Junked almost entirely is the old book, which focused on a middle-class kid from the provinces who leaves home to join the glitzy, decadent London club scene. The rewrite, by Charles Busch (creator of off-Broadway drag spectacles like Vampire Lesbians of Sodom), eliminates this somewhat clichéd character and plunges us more directly into the club underworld, and the rise and drug-addled fall of its most famous denizen, Boy George (Euan Morton). The book is better now, but still too unfocused, with too many characters vying for stage time, among them the campy, cross-dressing narrator, Philip Sallon (Raul Esparza), the flamboyant performance artist Leigh Bowery (played by O'Dowd himself) and assorted other men and women in their lives. Rather than a bustling tableau, this just seems like indecision on the part of the creators. Director Christopher Renshaw, who managed nicely in the small West End space where the show debuted, seems at a loss how to organize the action on a big Broadway stage. And the choreography, which should be a highlight of a show like this, is pretty lame.

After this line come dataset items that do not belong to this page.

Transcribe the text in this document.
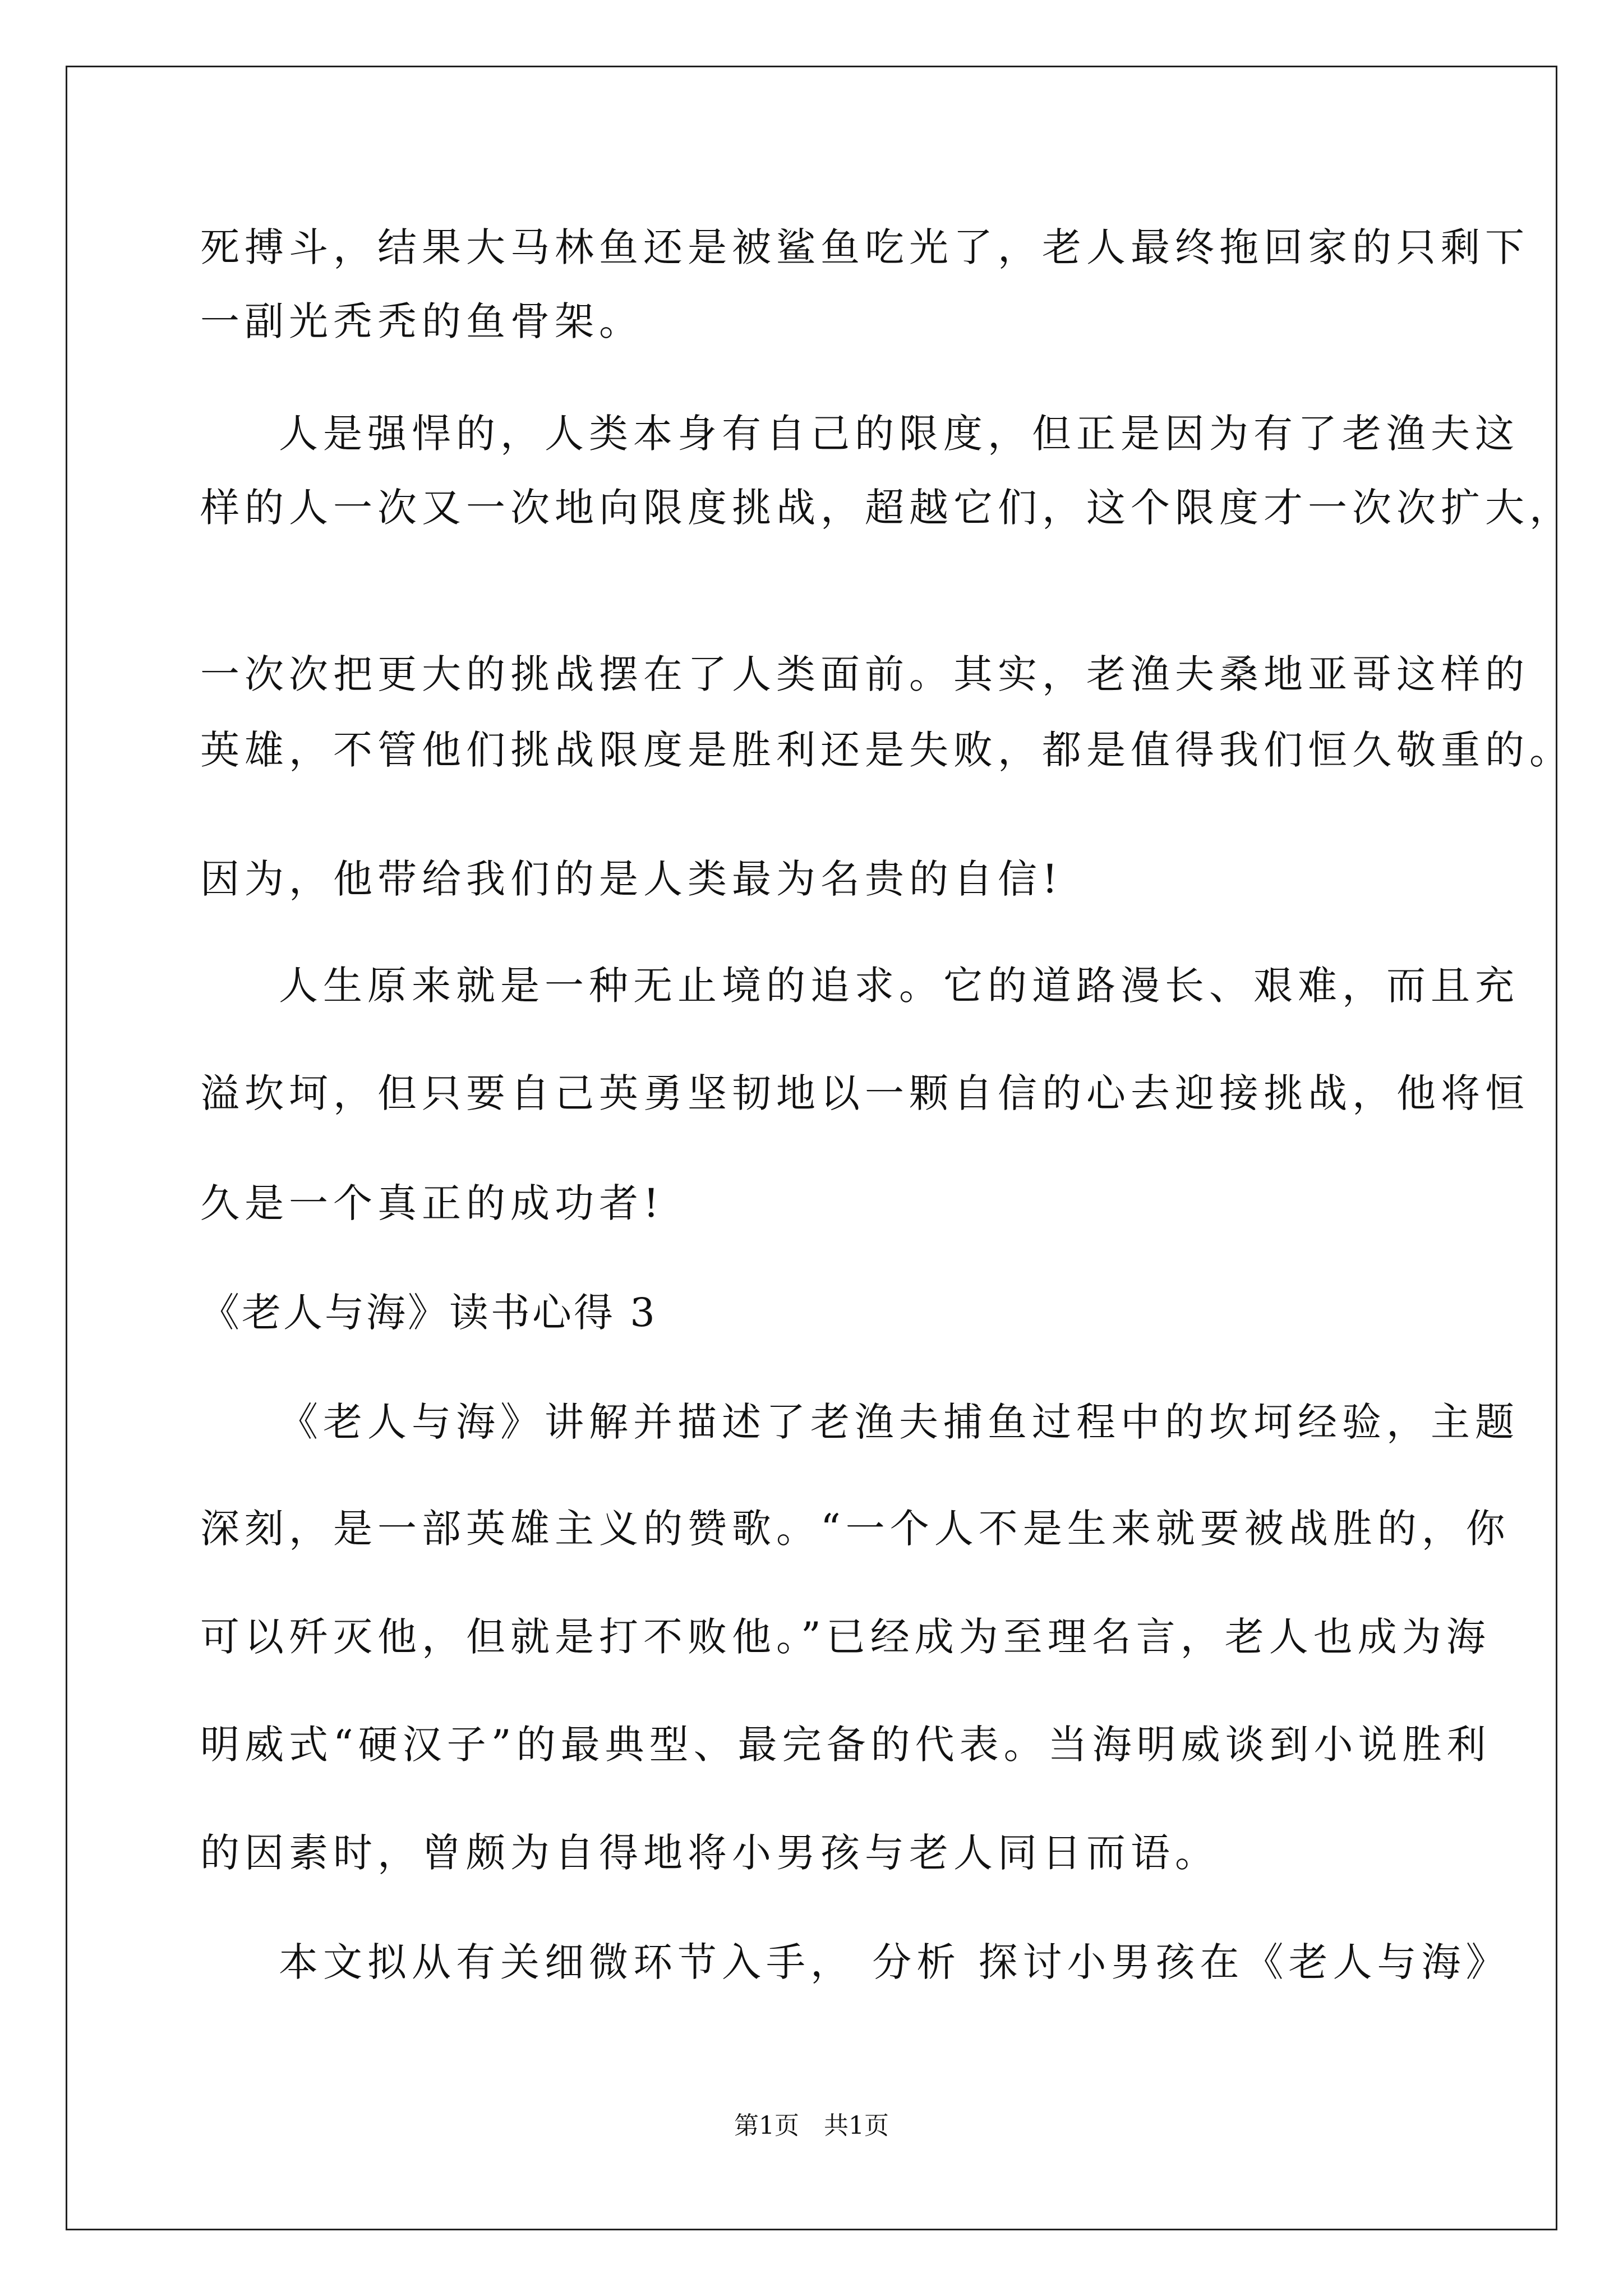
死搏斗，结果大马林鱼还是被鲨鱼吃光了，老人最终拖回家的只剩下
一副光秃秃的鱼骨架。
人是强悍的，人类本身有自己的限度，但正是因为有了老渔夫这
样的人一次又一次地向限度挑战，超越它们，这个限度才一次次扩大，
一次次把更大的挑战摆在了人类面前。其实，老渔夫桑地亚哥这样的
英雄，不管他们挑战限度是胜利还是失败，都是值得我们恒久敬重的。
因为，他带给我们的是人类最为名贵的自信!
人生原来就是一种无止境的追求。它的道路漫长、艰难，而且充
溢坎坷，但只要自己英勇坚韧地以一颗自信的心去迎接挑战，他将恒
久是一个真正的成功者!
《老人与海》读书心得 3
《老人与海》讲解并描述了老渔夫捕鱼过程中的坎坷经验，主题
深刻，是一部英雄主义的赞歌。“一个人不是生来就要被战胜的，你
可以歼灭他，但就是打不败他。”已经成为至理名言，老人也成为海
明威式“硬汉子”的最典型、最完备的代表。当海明威谈到小说胜利
的因素时，曾颇为自得地将小男孩与老人同日而语。
本文拟从有关细微环节入手， 分析 探讨小男孩在《老人与海》
第1页　共1页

But jumbled as it is, this musical is not to be sniffed at. The portrait of the freewheeling, sexually adventurous, pre-AIDS club world is vivid, uncompromising and often funny. And as a study of the perils of fame, the show is miles beyond the other biographical musical playing down the block — The Boy From Oz, a candy-coated account of the life of pop star Peter Allen. With the exception of O'Dowd, who's a little stiff as Bowery, the cast is superb, especially Morton, a sweet-voiced doppleganger for Boy George, and Esparza, an electric Broadway star, who touches the humanity behind the high-camp shallowness of Sallon.

The real triumph of Taboo, however, is O'Dowd's music and lyrics, among the best I've heard on Broadway in the past few seasons. (With the exception of two old hits, Karma Chameleon and Do You Really Want to Hurt Me, all the songs are new.) The show opens with an infectious cabaret number that launches the show as effectively as the Wilkomen number in Cabaret: "I'm known/ In all the wrong places / I'm one of those faces / You'll never forget." The score ranges from Brecht-Weill for the age of irony (Ich Bin Kunst), to disco with a touch of wit (Tell me what you feel / I'll show you what to do / We don't do sincere / Everything taboo"), to a haunting lament for the passing of Warhol's 15 minutes (You're Out of Fashion), along with a batch of soulful and melodic ballads. At times, the show has the over-the-top rock emotionalism of the 1980s musical Chess — another great score scuttled by a problematic book. Ten years from now, I can see a cult developing around the music for Taboo the way it has around the score of Chess. Count me a charter member.

The real problem with Taboo, for most critics, is the unspoken one: Rosie O'Donnell. The comedian and talk-show queen may well have been over her head. But let's give her some credit. She saw a show in London that was at the edge of what Broadway audiences would accept, and she gambled her own money to try to make it fly. She ran up against, not only some sizable creative hurdles, but a Broadway establishment that secretly resents an outsider (from TV, no less!) who presumes she can show the old guard how to do it. And so the fate of Taboo becomes a morality tale of theatrical hubris.

It's not true, folks. But hey, it makes a great story.